My mother makes yogurt, but I haven't gotten around to doing it at school yet, even though we do it the really really easy way. (Mix whole milk with yogurt/starter. Cover with tea towel and let sit for twenty-four hours. Put lid on and stick in fridge. Eat at will.)
msilverstar: (orlando squinchyface)

[personal profile] msilverstar 2010-11-06 05:45 pm (UTC)(link)
Your gardening books are obviously not about Southern California, because the weather there is such that tomatoes often produce into November and maybe December. After that they tend to turn black and wither, but sometimes still bear a last few tomatoes. I recommend pinching back the new growth, especially flowers, so the late energy goes into the fruit. Also keep watering them if you want more fruit.
yasaman: listening to bread crackle (foodie)
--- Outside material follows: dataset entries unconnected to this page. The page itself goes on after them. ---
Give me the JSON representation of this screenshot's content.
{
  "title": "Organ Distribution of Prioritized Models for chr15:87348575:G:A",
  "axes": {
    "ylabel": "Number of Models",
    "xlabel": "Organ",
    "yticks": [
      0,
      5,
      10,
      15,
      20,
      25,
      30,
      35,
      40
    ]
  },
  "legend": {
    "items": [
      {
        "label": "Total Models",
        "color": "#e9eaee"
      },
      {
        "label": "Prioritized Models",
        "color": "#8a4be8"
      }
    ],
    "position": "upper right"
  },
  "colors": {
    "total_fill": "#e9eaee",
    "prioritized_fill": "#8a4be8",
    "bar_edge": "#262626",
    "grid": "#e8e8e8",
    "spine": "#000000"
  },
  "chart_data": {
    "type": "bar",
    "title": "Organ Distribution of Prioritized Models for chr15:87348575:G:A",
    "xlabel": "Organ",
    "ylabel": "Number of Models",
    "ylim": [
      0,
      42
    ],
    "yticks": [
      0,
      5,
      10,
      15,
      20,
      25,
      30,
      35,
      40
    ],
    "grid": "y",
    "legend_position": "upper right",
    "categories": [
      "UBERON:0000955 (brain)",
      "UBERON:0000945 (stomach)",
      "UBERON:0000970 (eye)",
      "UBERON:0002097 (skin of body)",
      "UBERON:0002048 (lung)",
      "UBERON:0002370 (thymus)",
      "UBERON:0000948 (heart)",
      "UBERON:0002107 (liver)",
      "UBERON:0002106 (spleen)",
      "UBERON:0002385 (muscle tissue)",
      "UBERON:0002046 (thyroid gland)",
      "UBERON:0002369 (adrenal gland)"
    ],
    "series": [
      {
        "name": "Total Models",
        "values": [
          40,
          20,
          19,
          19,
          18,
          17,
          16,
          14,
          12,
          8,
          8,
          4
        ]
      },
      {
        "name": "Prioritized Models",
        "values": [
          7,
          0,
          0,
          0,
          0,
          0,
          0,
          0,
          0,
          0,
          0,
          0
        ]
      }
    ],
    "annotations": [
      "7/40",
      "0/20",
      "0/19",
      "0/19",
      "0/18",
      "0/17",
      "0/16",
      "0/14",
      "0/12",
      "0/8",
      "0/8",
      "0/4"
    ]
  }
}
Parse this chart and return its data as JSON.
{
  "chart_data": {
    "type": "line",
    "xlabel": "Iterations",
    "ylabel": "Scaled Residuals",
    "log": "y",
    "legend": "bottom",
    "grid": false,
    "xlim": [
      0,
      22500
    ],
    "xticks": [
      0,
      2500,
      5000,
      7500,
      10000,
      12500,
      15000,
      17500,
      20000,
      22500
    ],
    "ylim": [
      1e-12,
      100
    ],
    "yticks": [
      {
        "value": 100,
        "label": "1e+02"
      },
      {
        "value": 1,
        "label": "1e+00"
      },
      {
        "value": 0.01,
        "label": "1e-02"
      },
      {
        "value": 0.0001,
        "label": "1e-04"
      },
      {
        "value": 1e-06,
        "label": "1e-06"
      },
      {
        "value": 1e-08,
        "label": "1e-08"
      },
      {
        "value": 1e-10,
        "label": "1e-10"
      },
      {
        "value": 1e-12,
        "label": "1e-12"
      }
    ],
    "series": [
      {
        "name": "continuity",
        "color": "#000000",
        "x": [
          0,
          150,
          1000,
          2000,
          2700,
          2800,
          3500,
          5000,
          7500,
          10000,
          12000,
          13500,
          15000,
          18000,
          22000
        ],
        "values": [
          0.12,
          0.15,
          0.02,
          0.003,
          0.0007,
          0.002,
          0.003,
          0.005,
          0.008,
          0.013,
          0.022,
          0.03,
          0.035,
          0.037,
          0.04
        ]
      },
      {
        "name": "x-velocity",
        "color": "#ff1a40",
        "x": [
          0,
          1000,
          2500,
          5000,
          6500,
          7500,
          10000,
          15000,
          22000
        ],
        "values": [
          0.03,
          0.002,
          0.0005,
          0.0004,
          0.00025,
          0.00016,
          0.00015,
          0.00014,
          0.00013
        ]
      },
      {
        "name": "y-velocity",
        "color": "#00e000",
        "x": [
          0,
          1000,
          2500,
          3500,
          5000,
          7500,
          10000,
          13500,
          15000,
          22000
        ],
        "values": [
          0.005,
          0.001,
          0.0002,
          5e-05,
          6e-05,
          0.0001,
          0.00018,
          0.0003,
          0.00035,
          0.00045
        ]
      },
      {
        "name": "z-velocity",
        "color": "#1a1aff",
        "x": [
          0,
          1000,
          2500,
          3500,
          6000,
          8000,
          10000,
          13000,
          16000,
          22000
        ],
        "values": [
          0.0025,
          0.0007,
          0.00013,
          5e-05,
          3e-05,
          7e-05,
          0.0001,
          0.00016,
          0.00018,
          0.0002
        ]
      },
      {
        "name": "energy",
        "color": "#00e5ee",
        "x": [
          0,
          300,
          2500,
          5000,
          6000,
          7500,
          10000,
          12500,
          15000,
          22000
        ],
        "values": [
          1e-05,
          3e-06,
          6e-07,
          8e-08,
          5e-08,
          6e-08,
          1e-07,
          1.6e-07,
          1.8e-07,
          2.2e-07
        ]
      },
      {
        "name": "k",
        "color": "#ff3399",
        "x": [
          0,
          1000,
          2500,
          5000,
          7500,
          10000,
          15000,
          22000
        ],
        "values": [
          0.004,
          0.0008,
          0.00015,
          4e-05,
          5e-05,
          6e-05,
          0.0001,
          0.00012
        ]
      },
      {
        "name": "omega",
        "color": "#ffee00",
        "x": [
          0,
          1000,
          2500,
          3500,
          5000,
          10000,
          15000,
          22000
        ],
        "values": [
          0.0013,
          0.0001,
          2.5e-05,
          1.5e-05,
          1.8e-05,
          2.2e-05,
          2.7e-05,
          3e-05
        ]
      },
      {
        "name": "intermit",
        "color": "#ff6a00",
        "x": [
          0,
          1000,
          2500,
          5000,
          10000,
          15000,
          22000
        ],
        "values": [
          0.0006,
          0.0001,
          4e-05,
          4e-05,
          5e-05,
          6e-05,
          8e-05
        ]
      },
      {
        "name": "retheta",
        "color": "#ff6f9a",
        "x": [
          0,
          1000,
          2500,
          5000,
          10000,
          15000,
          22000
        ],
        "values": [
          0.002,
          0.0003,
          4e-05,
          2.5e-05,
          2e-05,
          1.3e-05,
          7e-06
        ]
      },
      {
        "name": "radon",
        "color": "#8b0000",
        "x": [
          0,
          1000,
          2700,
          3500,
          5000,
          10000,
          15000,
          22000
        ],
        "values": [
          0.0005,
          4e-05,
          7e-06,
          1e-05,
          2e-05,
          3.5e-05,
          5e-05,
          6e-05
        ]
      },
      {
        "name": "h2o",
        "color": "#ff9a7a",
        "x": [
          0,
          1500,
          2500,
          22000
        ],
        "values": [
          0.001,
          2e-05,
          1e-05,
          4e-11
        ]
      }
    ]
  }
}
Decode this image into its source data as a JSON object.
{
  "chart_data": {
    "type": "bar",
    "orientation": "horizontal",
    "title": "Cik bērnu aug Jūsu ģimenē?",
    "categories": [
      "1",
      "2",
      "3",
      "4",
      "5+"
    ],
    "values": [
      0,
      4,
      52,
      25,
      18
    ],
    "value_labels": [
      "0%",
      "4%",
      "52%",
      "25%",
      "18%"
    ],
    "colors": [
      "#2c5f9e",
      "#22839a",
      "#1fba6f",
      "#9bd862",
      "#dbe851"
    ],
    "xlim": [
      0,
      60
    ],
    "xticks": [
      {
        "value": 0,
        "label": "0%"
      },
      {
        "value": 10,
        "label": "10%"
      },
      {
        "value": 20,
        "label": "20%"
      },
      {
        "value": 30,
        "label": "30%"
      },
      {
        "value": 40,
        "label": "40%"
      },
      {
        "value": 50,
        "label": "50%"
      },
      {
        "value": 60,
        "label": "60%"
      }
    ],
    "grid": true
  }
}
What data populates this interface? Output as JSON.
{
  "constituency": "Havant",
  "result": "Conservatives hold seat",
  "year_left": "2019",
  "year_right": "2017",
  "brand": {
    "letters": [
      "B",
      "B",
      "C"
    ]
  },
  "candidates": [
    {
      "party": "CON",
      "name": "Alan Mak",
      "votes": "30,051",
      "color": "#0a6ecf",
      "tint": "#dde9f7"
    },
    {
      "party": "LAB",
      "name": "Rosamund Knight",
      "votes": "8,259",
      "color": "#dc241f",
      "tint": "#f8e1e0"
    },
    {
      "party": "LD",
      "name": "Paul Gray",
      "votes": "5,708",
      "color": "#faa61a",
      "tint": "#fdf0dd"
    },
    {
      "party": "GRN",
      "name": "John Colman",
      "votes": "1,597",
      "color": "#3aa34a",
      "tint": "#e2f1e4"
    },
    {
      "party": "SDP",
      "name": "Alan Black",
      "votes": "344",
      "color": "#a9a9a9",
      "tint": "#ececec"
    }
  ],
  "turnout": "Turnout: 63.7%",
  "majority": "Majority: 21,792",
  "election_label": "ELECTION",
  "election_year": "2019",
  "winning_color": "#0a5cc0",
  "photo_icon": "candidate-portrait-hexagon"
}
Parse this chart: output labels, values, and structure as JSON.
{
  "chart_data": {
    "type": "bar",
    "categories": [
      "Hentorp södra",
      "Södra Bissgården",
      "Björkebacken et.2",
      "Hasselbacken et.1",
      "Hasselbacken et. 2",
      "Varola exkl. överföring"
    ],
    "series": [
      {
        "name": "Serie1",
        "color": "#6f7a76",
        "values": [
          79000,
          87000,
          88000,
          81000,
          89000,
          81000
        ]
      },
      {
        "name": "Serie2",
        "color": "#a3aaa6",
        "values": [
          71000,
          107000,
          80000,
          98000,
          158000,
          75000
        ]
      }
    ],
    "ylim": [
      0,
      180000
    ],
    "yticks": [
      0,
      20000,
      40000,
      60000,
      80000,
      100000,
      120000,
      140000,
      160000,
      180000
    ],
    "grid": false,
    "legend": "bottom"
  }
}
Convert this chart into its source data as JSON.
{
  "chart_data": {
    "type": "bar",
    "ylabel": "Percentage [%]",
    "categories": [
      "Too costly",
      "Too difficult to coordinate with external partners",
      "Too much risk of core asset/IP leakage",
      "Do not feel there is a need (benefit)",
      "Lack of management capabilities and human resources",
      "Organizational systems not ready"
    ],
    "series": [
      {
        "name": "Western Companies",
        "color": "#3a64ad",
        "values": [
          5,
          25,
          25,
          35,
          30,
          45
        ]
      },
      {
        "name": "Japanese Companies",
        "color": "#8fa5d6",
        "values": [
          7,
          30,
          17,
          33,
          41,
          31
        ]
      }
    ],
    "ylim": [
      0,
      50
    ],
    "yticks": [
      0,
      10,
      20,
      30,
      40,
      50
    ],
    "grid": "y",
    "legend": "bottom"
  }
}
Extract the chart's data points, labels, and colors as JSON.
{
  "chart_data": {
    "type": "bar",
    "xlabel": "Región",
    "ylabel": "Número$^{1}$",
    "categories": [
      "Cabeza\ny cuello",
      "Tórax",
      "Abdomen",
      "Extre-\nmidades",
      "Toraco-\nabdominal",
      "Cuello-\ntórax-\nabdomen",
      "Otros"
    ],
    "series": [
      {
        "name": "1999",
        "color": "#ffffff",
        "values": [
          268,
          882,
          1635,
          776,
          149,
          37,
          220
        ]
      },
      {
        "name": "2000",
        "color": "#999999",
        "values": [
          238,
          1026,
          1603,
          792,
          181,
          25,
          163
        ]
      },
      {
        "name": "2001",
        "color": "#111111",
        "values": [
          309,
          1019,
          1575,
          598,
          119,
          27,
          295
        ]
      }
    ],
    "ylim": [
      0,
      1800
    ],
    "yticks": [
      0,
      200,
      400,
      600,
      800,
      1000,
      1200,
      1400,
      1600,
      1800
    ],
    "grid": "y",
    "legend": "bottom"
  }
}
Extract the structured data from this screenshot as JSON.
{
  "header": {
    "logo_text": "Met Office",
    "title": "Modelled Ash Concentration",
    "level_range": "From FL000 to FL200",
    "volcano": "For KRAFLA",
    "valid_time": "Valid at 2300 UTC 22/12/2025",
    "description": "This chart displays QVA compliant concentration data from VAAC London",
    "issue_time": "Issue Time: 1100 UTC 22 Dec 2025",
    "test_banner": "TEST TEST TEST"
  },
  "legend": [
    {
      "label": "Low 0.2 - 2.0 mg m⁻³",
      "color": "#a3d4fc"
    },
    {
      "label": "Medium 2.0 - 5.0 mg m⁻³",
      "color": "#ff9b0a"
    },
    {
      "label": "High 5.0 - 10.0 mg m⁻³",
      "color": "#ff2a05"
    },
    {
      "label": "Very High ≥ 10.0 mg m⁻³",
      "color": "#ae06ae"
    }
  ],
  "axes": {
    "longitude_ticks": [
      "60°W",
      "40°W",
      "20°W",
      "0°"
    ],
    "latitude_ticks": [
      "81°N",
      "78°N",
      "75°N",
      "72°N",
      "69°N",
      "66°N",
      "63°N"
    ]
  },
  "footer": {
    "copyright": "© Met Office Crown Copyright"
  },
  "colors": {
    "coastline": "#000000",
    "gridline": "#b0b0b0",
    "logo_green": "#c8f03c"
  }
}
[personal profile] yasaman 2010-11-06 05:48 pm (UTC)(link)
Baking bread is so intensely satisfying. It doesn't even have to be that hard, especially if you use something like that no-knead bread recipe. It seems like actual magic when you get water, yeast, salt, and flour to turn into something you usually buy from the store.
misspamela: (Default)

[personal profile] misspamela 2010-11-06 05:50 pm (UTC)(link)
$4 LOAVES OF BREAD? Were they made of GOLD?
semielliptical: pink flowers in a field (flowers)

[personal profile] semielliptical 2010-11-06 05:51 pm (UTC)(link)
Composting! I've only been composting about year and I wish I had done it sooner, it's easy and keeps so much waste out of the landfill. Though if your city has a good municipal composting program you could do that instead and save a little space in your yard.
macey: (sheep!)

[personal profile] macey 2010-11-06 05:52 pm (UTC)(link)
XDDD I will take that as a no!

It is picking fruit / nuts from public land, or at least non-cultivated plants. Blackberries, raspberries, bilberries, hazelnuts, cob nuts, rose hips - if it grows in public woodland (or moorland) you can pick anything, and if it grows in a farmer's hedge which is accessible by public right of way, you can pick it too. My dad makes a lot of jams from the berries, and all sorts of rose hip stuff - syrup, jelly, & so on. You can also pick elderflowers and make cordial, or elderberries and make elderberry wine. 's kind of awesome.